入朝为官二十载,他看龙朝夕的次数不下万回,却没有一次在这位老人脸上看到过这样伤怀的表情。
师傅的为人,当真了得。
“沈某承认这世间有奇迹发生,但可惜,老王爷想要听到的奇迹,至少在沈醉身上没有发生。”沈醉感念龙朝夕对师傅的真诚。
正因如此,他才不能如实告之,徒让龙朝夕无端卷入这场没有硝烟,却势必要分出生死的战争。
龙朝夕抬的抹泪,“可老夫始终不相信三王与你之间的关系,仅是如此。”
但见沈醉再言,龙朝夕摆手,“你若不想说便不说,倒不用编排着骗老夫,我虽老了,却也不糊涂。”

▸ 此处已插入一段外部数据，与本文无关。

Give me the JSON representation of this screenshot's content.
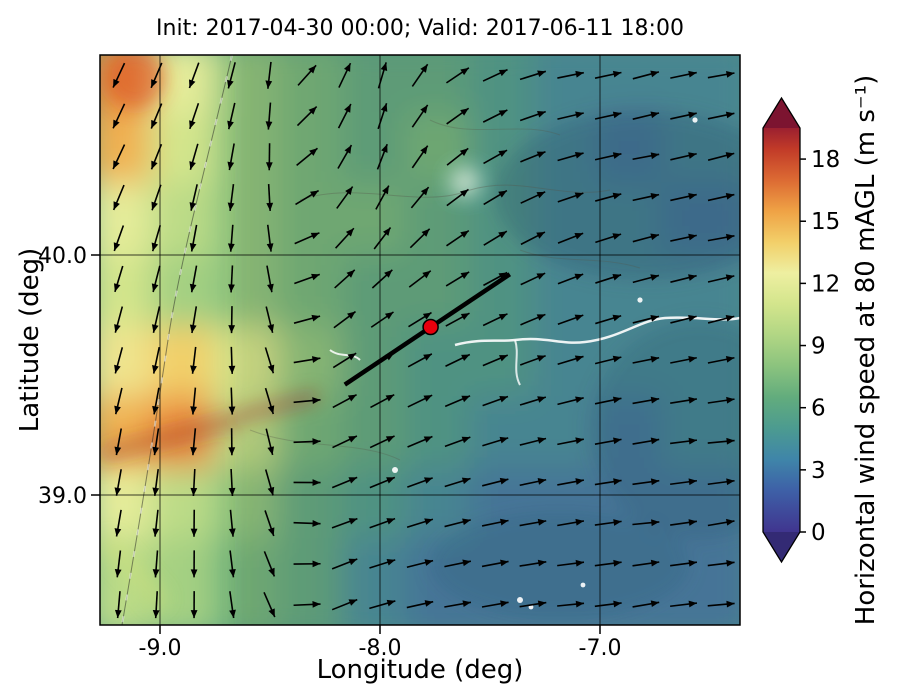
{
  "figure_title": "Init: 2017-04-30 00:00; Valid: 2017-06-11 18:00",
  "axes": {
    "xlabel": "Longitude (deg)",
    "ylabel": "Latitude (deg)",
    "x_tick_labels": [
      "-9.0",
      "-8.0",
      "-7.0"
    ],
    "x_tick_values": [
      -9.0,
      -8.0,
      -7.0
    ],
    "y_tick_labels": [
      "40.0",
      "39.0"
    ],
    "y_tick_values": [
      40.0,
      39.0
    ],
    "xlim": [
      -9.27,
      -6.36
    ],
    "ylim": [
      38.46,
      40.83
    ],
    "grid": true
  },
  "colorbar": {
    "label": "Horizontal wind speed at 80 mAGL (m s⁻¹)",
    "tick_labels": [
      "0",
      "3",
      "6",
      "9",
      "12",
      "15",
      "18"
    ],
    "tick_values": [
      0,
      3,
      6,
      9,
      12,
      15,
      18
    ],
    "value_range": [
      0,
      19.5
    ],
    "extend": "both",
    "under_color": "#332a74",
    "over_color": "#7c1430",
    "colormap_stops": [
      [
        0.0,
        "#40358f"
      ],
      [
        2.0,
        "#3e60a7"
      ],
      [
        3.5,
        "#3f85a9"
      ],
      [
        5.0,
        "#4c9b90"
      ],
      [
        6.5,
        "#62ac7d"
      ],
      [
        8.0,
        "#8bc37e"
      ],
      [
        9.5,
        "#b1d684"
      ],
      [
        11.0,
        "#d3e58c"
      ],
      [
        12.5,
        "#eeefa1"
      ],
      [
        14.0,
        "#f2cf69"
      ],
      [
        15.5,
        "#efa245"
      ],
      [
        17.0,
        "#dc6a33"
      ],
      [
        18.5,
        "#c13a28"
      ],
      [
        19.5,
        "#9b2030"
      ]
    ]
  },
  "chart_data": {
    "type": "heatmap",
    "title": "Init: 2017-04-30 00:00; Valid: 2017-06-11 18:00",
    "xlabel": "Longitude (deg)",
    "ylabel": "Latitude (deg)",
    "xlim": [
      -9.27,
      -6.36
    ],
    "ylim": [
      38.46,
      40.83
    ],
    "x_ticks": [
      -9.0,
      -8.0,
      -7.0
    ],
    "y_ticks": [
      39.0,
      40.0
    ],
    "grid": true,
    "colorbar_label": "Horizontal wind speed at 80 mAGL (m s⁻¹)",
    "colorbar_ticks": [
      0,
      3,
      6,
      9,
      12,
      15,
      18
    ],
    "value_range": [
      0,
      19.5
    ],
    "field": {
      "units": "m s⁻¹",
      "quantity": "horizontal wind speed at 80 m AGL (estimated coarse grid)",
      "lon": [
        -9.12,
        -8.83,
        -8.54,
        -8.25,
        -7.96,
        -7.67,
        -7.38,
        -7.09,
        -6.8,
        -6.51
      ],
      "lat": [
        40.68,
        40.38,
        40.09,
        39.79,
        39.49,
        39.2,
        38.9,
        38.61
      ],
      "wind_speed": [
        [
          16,
          12,
          8,
          7,
          6,
          6,
          5,
          4,
          4,
          4
        ],
        [
          15,
          11,
          8,
          7,
          6,
          7,
          5,
          4,
          3,
          4
        ],
        [
          12,
          10,
          8,
          7,
          7,
          6,
          5,
          4,
          4,
          3
        ],
        [
          11,
          9,
          8,
          7,
          6,
          6,
          5,
          4,
          4,
          4
        ],
        [
          13,
          14,
          11,
          8,
          6,
          5,
          5,
          4,
          4,
          4
        ],
        [
          15,
          16,
          10,
          7,
          6,
          5,
          4,
          4,
          3,
          4
        ],
        [
          12,
          10,
          8,
          6,
          5,
          4,
          3,
          3,
          3,
          3
        ],
        [
          10,
          9,
          7,
          6,
          4,
          3,
          3,
          3,
          3,
          3
        ]
      ]
    },
    "quiver": {
      "description": "wind direction arrows (estimated coarse grid, deg CCW from east)",
      "lon": [
        -9.12,
        -8.83,
        -8.54,
        -8.25,
        -7.96,
        -7.67,
        -7.38,
        -7.09,
        -6.8,
        -6.51
      ],
      "lat": [
        40.68,
        40.38,
        40.09,
        39.79,
        39.49,
        39.2,
        38.9,
        38.61
      ],
      "direction_deg_from_east_ccw": [
        [
          -115,
          -110,
          -100,
          60,
          75,
          35,
          20,
          10,
          15,
          10
        ],
        [
          -115,
          -105,
          -95,
          55,
          70,
          40,
          25,
          15,
          10,
          15
        ],
        [
          -110,
          -100,
          -90,
          45,
          55,
          35,
          30,
          20,
          15,
          10
        ],
        [
          -105,
          -100,
          -85,
          40,
          35,
          30,
          25,
          20,
          15,
          15
        ],
        [
          -105,
          -95,
          -80,
          30,
          30,
          25,
          20,
          15,
          10,
          10
        ],
        [
          -100,
          -95,
          -85,
          25,
          25,
          20,
          15,
          10,
          10,
          5
        ],
        [
          -100,
          -90,
          -80,
          20,
          20,
          15,
          10,
          10,
          5,
          10
        ],
        [
          -95,
          -90,
          -75,
          25,
          15,
          10,
          10,
          5,
          10,
          5
        ]
      ]
    },
    "transect_line": {
      "lon": [
        -8.16,
        -7.41
      ],
      "lat": [
        39.46,
        39.92
      ],
      "color": "#000000"
    },
    "site_marker": {
      "lon": -7.77,
      "lat": 39.7,
      "fill": "#e8000d",
      "edge": "#000000"
    }
  }
}
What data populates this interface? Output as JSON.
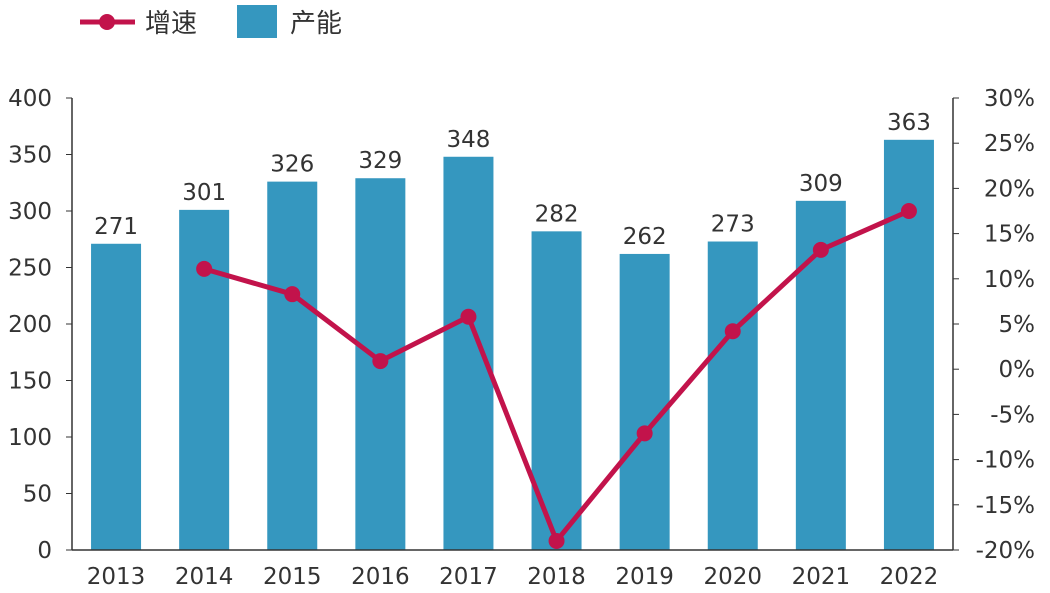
{
  "chart_data": {
    "type": "bar+line",
    "categories": [
      "2013",
      "2014",
      "2015",
      "2016",
      "2017",
      "2018",
      "2019",
      "2020",
      "2021",
      "2022"
    ],
    "series": [
      {
        "name": "产能",
        "type": "bar",
        "axis": "left",
        "color": "#3597bf",
        "values": [
          271,
          301,
          326,
          329,
          348,
          282,
          262,
          273,
          309,
          363
        ]
      },
      {
        "name": "增速",
        "type": "line",
        "axis": "right",
        "color": "#c2134b",
        "unit": "%",
        "values": [
          null,
          11.1,
          8.3,
          0.9,
          5.8,
          -19.0,
          -7.1,
          4.2,
          13.2,
          17.5
        ]
      }
    ],
    "left_axis": {
      "ylim": [
        0,
        400
      ],
      "ticks": [
        "0",
        "50",
        "100",
        "150",
        "200",
        "250",
        "300",
        "350",
        "400"
      ]
    },
    "right_axis": {
      "ylim": [
        -20,
        30
      ],
      "ticks": [
        "-20%",
        "-15%",
        "-10%",
        "-5%",
        "0%",
        "5%",
        "10%",
        "15%",
        "20%",
        "25%",
        "30%"
      ]
    },
    "legend": {
      "position": "top-left",
      "entries": [
        "增速",
        "产能"
      ]
    },
    "data_labels": [
      "271",
      "301",
      "326",
      "329",
      "348",
      "282",
      "262",
      "273",
      "309",
      "363"
    ],
    "grid": false
  }
}
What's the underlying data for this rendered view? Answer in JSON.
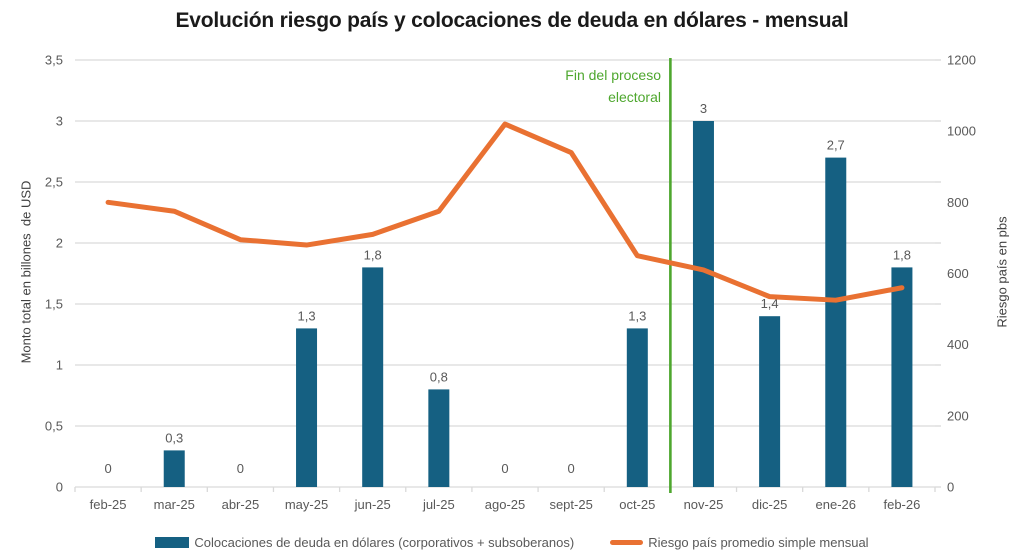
{
  "title": "Evolución riesgo país y colocaciones de deuda en dólares - mensual",
  "chart_data": {
    "type": "combo-bar-line",
    "categories": [
      "feb-25",
      "mar-25",
      "abr-25",
      "may-25",
      "jun-25",
      "jul-25",
      "ago-25",
      "sept-25",
      "oct-25",
      "nov-25",
      "dic-25",
      "ene-26",
      "feb-26"
    ],
    "series": [
      {
        "name": "Colocaciones de deuda en dólares (corporativos + subsoberanos)",
        "type": "bar",
        "axis": "left",
        "color": "#156082",
        "values": [
          0,
          0.3,
          0,
          1.3,
          1.8,
          0.8,
          0,
          0,
          1.3,
          3,
          1.4,
          2.7,
          1.8
        ],
        "labels": [
          "0",
          "0,3",
          "0",
          "1,3",
          "1,8",
          "0,8",
          "0",
          "0",
          "1,3",
          "3",
          "1,4",
          "2,7",
          "1,8"
        ]
      },
      {
        "name": "Riesgo país promedio simple mensual",
        "type": "line",
        "axis": "right",
        "color": "#E97132",
        "values": [
          800,
          775,
          695,
          680,
          710,
          775,
          1020,
          940,
          650,
          610,
          535,
          525,
          560
        ]
      }
    ],
    "left_axis": {
      "title": "Monto total en billones  de USD",
      "min": 0,
      "max": 3.5,
      "ticks": [
        "0",
        "0,5",
        "1",
        "1,5",
        "2",
        "2,5",
        "3",
        "3,5"
      ],
      "tick_values": [
        0,
        0.5,
        1,
        1.5,
        2,
        2.5,
        3,
        3.5
      ]
    },
    "right_axis": {
      "title": "Riesgo país en pbs",
      "min": 0,
      "max": 1200,
      "ticks": [
        "0",
        "200",
        "400",
        "600",
        "800",
        "1000",
        "1200"
      ],
      "tick_values": [
        0,
        200,
        400,
        600,
        800,
        1000,
        1200
      ]
    },
    "annotation": {
      "text": "Fin del proceso electoral",
      "lines": [
        "Fin del proceso",
        "electoral"
      ],
      "after_category": "oct-25",
      "color": "#4EA72E"
    },
    "grid": true,
    "legend_position": "bottom"
  },
  "legend": {
    "items": [
      {
        "label": "Colocaciones de deuda en dólares (corporativos + subsoberanos)",
        "marker": "bar",
        "color": "#156082"
      },
      {
        "label": "Riesgo país promedio simple mensual",
        "marker": "line",
        "color": "#E97132"
      }
    ]
  },
  "colors": {
    "bar": "#156082",
    "line": "#E97132",
    "annotation": "#4EA72E",
    "grid": "#D9D9D9",
    "tick_text": "#595959",
    "title_text": "#1A1A1A"
  }
}
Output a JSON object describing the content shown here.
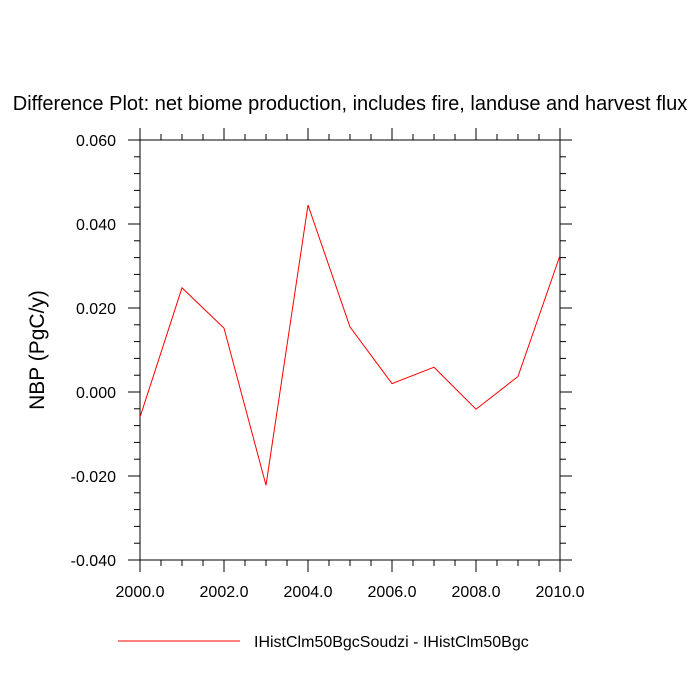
{
  "chart_data": {
    "type": "line",
    "title": "Difference Plot: net biome production, includes fire, landuse and harvest flux",
    "xlabel": "",
    "ylabel": "NBP  (PgC/y)",
    "xlim": [
      2000,
      2010
    ],
    "ylim": [
      -0.04,
      0.06
    ],
    "x_ticks": [
      2000,
      2002,
      2004,
      2006,
      2008,
      2010
    ],
    "x_tick_labels": [
      "2000.0",
      "2002.0",
      "2004.0",
      "2006.0",
      "2008.0",
      "2010.0"
    ],
    "y_ticks": [
      -0.04,
      -0.02,
      0.0,
      0.02,
      0.04,
      0.06
    ],
    "y_tick_labels": [
      "-0.040",
      "-0.020",
      "0.000",
      "0.020",
      "0.040",
      "0.060"
    ],
    "grid": false,
    "legend_position": "bottom",
    "series": [
      {
        "name": "IHistClm50BgcSoudzi - IHistClm50Bgc",
        "color": "#ff0000",
        "x": [
          2000,
          2001,
          2002,
          2003,
          2004,
          2005,
          2006,
          2007,
          2008,
          2009,
          2010
        ],
        "y": [
          -0.006,
          0.0248,
          0.0152,
          -0.0222,
          0.0445,
          0.0155,
          0.002,
          0.0059,
          -0.0041,
          0.0037,
          0.0325
        ]
      }
    ]
  }
}
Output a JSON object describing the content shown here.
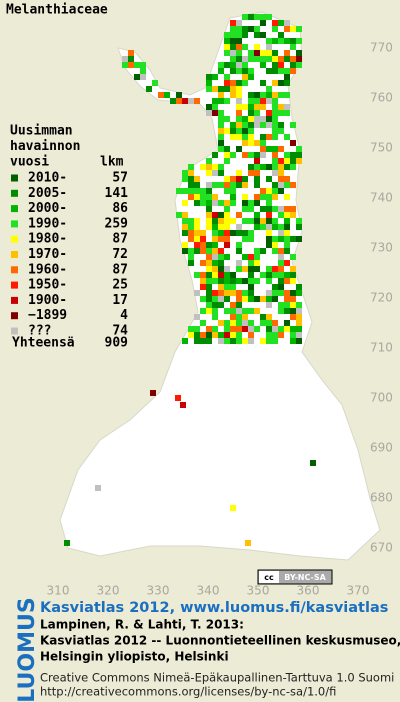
{
  "title": "Melanthiaceae",
  "legend": {
    "heading": [
      "Uusimman",
      "havainnon",
      "vuosi"
    ],
    "count_label": "lkm",
    "entries": [
      {
        "label": "2010-",
        "count": "57",
        "color": "#006000"
      },
      {
        "label": "2005-",
        "count": "141",
        "color": "#008c00"
      },
      {
        "label": "2000-",
        "count": "86",
        "color": "#00b400"
      },
      {
        "label": "1990-",
        "count": "259",
        "color": "#22e022"
      },
      {
        "label": "1980-",
        "count": "87",
        "color": "#ffff00"
      },
      {
        "label": "1970-",
        "count": "72",
        "color": "#ffc000"
      },
      {
        "label": "1960-",
        "count": "87",
        "color": "#ff6a00"
      },
      {
        "label": "1950-",
        "count": "25",
        "color": "#ff1a00"
      },
      {
        "label": "1900-",
        "count": "17",
        "color": "#c80000"
      },
      {
        "label": "−1899",
        "count": "4",
        "color": "#800000"
      },
      {
        "label": "???",
        "count": "74",
        "color": "#c0c0c0"
      }
    ],
    "total_label": "Yhteensä",
    "total": "909"
  },
  "y_ticks": [
    "770",
    "760",
    "750",
    "740",
    "730",
    "720",
    "710",
    "700",
    "690",
    "680",
    "670"
  ],
  "x_ticks": [
    "310",
    "320",
    "330",
    "340",
    "350",
    "360",
    "370"
  ],
  "badge": "BY-NC-SA",
  "side_logo": "LUOMUS",
  "footer": {
    "link": "Kasviatlas 2012, www.luomus.fi/kasviatlas",
    "citation": [
      "Lampinen, R. & Lahti, T. 2013:",
      "Kasviatlas 2012 -- Luonnontieteellinen keskusmuseo,",
      "Helsingin yliopisto, Helsinki"
    ],
    "license": [
      "Creative Commons Nimeä-Epäkaupallinen-Tarttuva 1.0 Suomi",
      "http://creativecommons.org/licenses/by-nc-sa/1.0/fi"
    ]
  }
}
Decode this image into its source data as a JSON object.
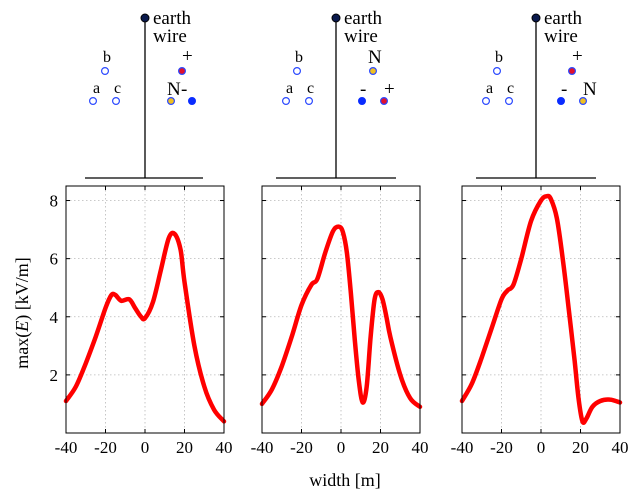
{
  "figure": {
    "xlabel": "width [m]",
    "ylabel": "max(E) [kV/m]",
    "ylabel_parts": {
      "pre": "max(",
      "var": "E",
      "post": ") [kV/m]"
    }
  },
  "diagrams": [
    {
      "earth_label_1": "earth",
      "earth_label_2": "wire",
      "circuit_left": [
        {
          "label": "b",
          "fill": "#ffffff",
          "stroke": "#2a48ff"
        },
        {
          "label": "a",
          "fill": "#ffffff",
          "stroke": "#2a48ff"
        },
        {
          "label": "c",
          "fill": "#ffffff",
          "stroke": "#2a48ff"
        }
      ],
      "circuit_right": [
        {
          "label": "+",
          "fill": "#e0102e",
          "stroke": "#2a48ff"
        },
        {
          "label": "N",
          "fill": "#f0c020",
          "stroke": "#2a48ff"
        },
        {
          "label": "-",
          "fill": "#0a2cff",
          "stroke": "#0a2cff"
        }
      ]
    },
    {
      "earth_label_1": "earth",
      "earth_label_2": "wire",
      "circuit_left": [
        {
          "label": "b",
          "fill": "#ffffff",
          "stroke": "#2a48ff"
        },
        {
          "label": "a",
          "fill": "#ffffff",
          "stroke": "#2a48ff"
        },
        {
          "label": "c",
          "fill": "#ffffff",
          "stroke": "#2a48ff"
        }
      ],
      "circuit_right": [
        {
          "label": "N",
          "fill": "#f0c020",
          "stroke": "#2a48ff"
        },
        {
          "label": "-",
          "fill": "#0a2cff",
          "stroke": "#0a2cff"
        },
        {
          "label": "+",
          "fill": "#e0102e",
          "stroke": "#2a48ff"
        }
      ]
    },
    {
      "earth_label_1": "earth",
      "earth_label_2": "wire",
      "circuit_left": [
        {
          "label": "b",
          "fill": "#ffffff",
          "stroke": "#2a48ff"
        },
        {
          "label": "a",
          "fill": "#ffffff",
          "stroke": "#2a48ff"
        },
        {
          "label": "c",
          "fill": "#ffffff",
          "stroke": "#2a48ff"
        }
      ],
      "circuit_right": [
        {
          "label": "+",
          "fill": "#e0102e",
          "stroke": "#2a48ff"
        },
        {
          "label": "-",
          "fill": "#0a2cff",
          "stroke": "#0a2cff"
        },
        {
          "label": "N",
          "fill": "#f0c020",
          "stroke": "#2a48ff"
        }
      ]
    }
  ],
  "chart_data": [
    {
      "type": "line",
      "xlim": [
        -40,
        40
      ],
      "ylim": [
        0,
        8.5
      ],
      "xticks": [
        -40,
        -20,
        0,
        20,
        40
      ],
      "yticks": [
        2,
        4,
        6,
        8
      ],
      "grid": true,
      "color": "#ff0000",
      "x": [
        -40,
        -35,
        -30,
        -25,
        -20,
        -17,
        -15,
        -12,
        -8,
        -5,
        -2,
        0,
        4,
        8,
        12,
        15,
        18,
        20,
        25,
        30,
        35,
        40
      ],
      "y": [
        1.1,
        1.6,
        2.4,
        3.3,
        4.3,
        4.75,
        4.75,
        4.55,
        4.6,
        4.3,
        4.0,
        3.95,
        4.5,
        5.6,
        6.7,
        6.85,
        6.3,
        5.2,
        3.0,
        1.6,
        0.8,
        0.4
      ]
    },
    {
      "type": "line",
      "xlim": [
        -40,
        40
      ],
      "ylim": [
        0,
        8.5
      ],
      "xticks": [
        -40,
        -20,
        0,
        20,
        40
      ],
      "yticks": [
        2,
        4,
        6,
        8
      ],
      "grid": true,
      "color": "#ff0000",
      "x": [
        -40,
        -35,
        -30,
        -25,
        -20,
        -15,
        -12,
        -8,
        -4,
        -1,
        1,
        3,
        5,
        7,
        9,
        11,
        13,
        15,
        17,
        19,
        21,
        23,
        25,
        30,
        35,
        40
      ],
      "y": [
        1.0,
        1.5,
        2.3,
        3.3,
        4.4,
        5.1,
        5.3,
        6.2,
        6.95,
        7.1,
        6.9,
        6.2,
        4.8,
        3.2,
        1.8,
        1.05,
        1.6,
        3.3,
        4.6,
        4.85,
        4.6,
        4.0,
        3.3,
        2.0,
        1.2,
        0.9
      ]
    },
    {
      "type": "line",
      "xlim": [
        -40,
        40
      ],
      "ylim": [
        0,
        8.5
      ],
      "xticks": [
        -40,
        -20,
        0,
        20,
        40
      ],
      "yticks": [
        2,
        4,
        6,
        8
      ],
      "grid": true,
      "color": "#ff0000",
      "x": [
        -40,
        -35,
        -30,
        -25,
        -20,
        -17,
        -14,
        -10,
        -5,
        0,
        3,
        5,
        8,
        11,
        14,
        17,
        19,
        21,
        23,
        26,
        30,
        35,
        40
      ],
      "y": [
        1.1,
        1.7,
        2.6,
        3.6,
        4.6,
        4.9,
        5.1,
        6.0,
        7.3,
        8.0,
        8.15,
        8.05,
        7.4,
        6.0,
        4.3,
        2.5,
        1.2,
        0.4,
        0.5,
        0.9,
        1.1,
        1.15,
        1.05
      ]
    }
  ]
}
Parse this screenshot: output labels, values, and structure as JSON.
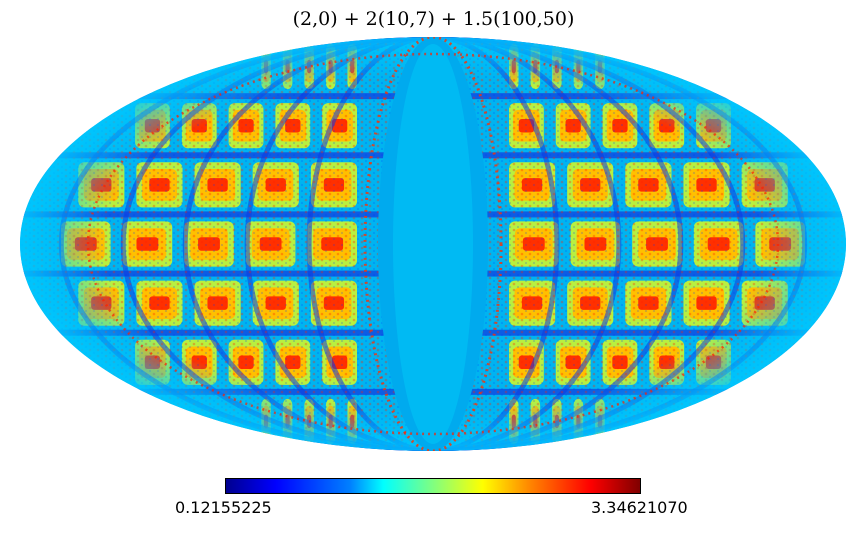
{
  "chart_data": {
    "type": "heatmap",
    "projection": "mollweide",
    "title": "(2,0) + 2(10,7) + 1.5(100,50)",
    "colormap": "jet",
    "colorbar": {
      "min_label": "0.12155225",
      "max_label": "3.34621070",
      "min": 0.12155225,
      "max": 3.3462107,
      "orientation": "horizontal",
      "placement": "bottom"
    },
    "colors": {
      "background": "#ffffff",
      "map_base": "#00b4f0",
      "low": "#0000ff",
      "high": "#ff0000"
    }
  }
}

龙朝夕知道,再聊下去结果亦不会有任何改变,索性起身。
“沈某恭送老王爷。”见龙朝夕离开,沈醉登时站起来,双手拱拳。
行至房门,龙朝夕突然止步,“如果那个人是有什么遗言留下来,只要你说,老夫……”
“老王爷!”沈醉突然开口,打断龙朝夕的话。
有些话一旦说出口便再也收不回去了。
不是因为有谁会听到,是因为当你把话说出口的时候,心也就跟着变了。
再不是心如止水,而那一丝丝涟漪到底会在未来掀起多大的波澜谁也不知道。
沈醉明白龙朝夕对师傅的尊崇跟忠心,正因为明白,他才不想让龙朝夕涉入其中。
这件逆天之事,有他替师傅完成就够了……
龙朝夕微怔,深邃黑眸紧紧盯着沈醉。
“沈某的意思是,子虚乌有的事情,老王爷就不要再想了,慢走。”沈醉说话时,微俯身,拱手相送。
龙朝夕终是无语,迈步离开书房……
且说龙朝夕既敢到国师府来,便没打算隐瞒。
所以自其离开后,几乎整个皇城的人都知道他来过。
适夜,苏若离正在自己房间里发呆,想来想去都不觉得龙朝夕身上有可疑之处,偏偏他的表现又是那么的可疑。
莫名的,苏若离甚至怀疑龙朝夕会不会是神沐堂的堂主。
别怪她脑洞大,这个世界变化大呵。
就在她百思不得解之际,翡翠玉桌下面突然传出动静,待她弯腰,分明看到玉桌底下的青石板渐渐松动,然后那个身为一国之君的龙辰轩就从里面钻出来了。
苏若离表示无语,你好歹也该注意一下身份,就不能来的体面一点儿么!
龙辰轩也很无奈,他倒是想从正门来,这不是怕被看到么。
“你来的倒是快,不过恐怕要让你失望了,我什么都没听到。”苏若离仿佛已经猜到龙辰轩来的初衷,当下浇了他一盆冷水。
她不是不想偷听龙朝夕跟沈醉在聊什么,可自己尚还在沈醉怀疑的名单里,稍有个风吹草动,她就很有可能被沈醉彻底怀疑上。
不管前世今生,这都是她最怕的。
听到苏若离这样说,龙辰轩的确有些失望。
但好在他来的目的并非如此,他是来看苏若离的。
这么些年,从未领悟到一日不见如隔三秋这句话真正含义的龙辰轩,终于在他快到三十岁的时候,深深感受了一次。
原本同在皇宫,吃住都在一个屋檐下还不觉什么,这会儿苏若离跑回国师府三天两头见不着人影儿,龙辰轩心都跟着长草了。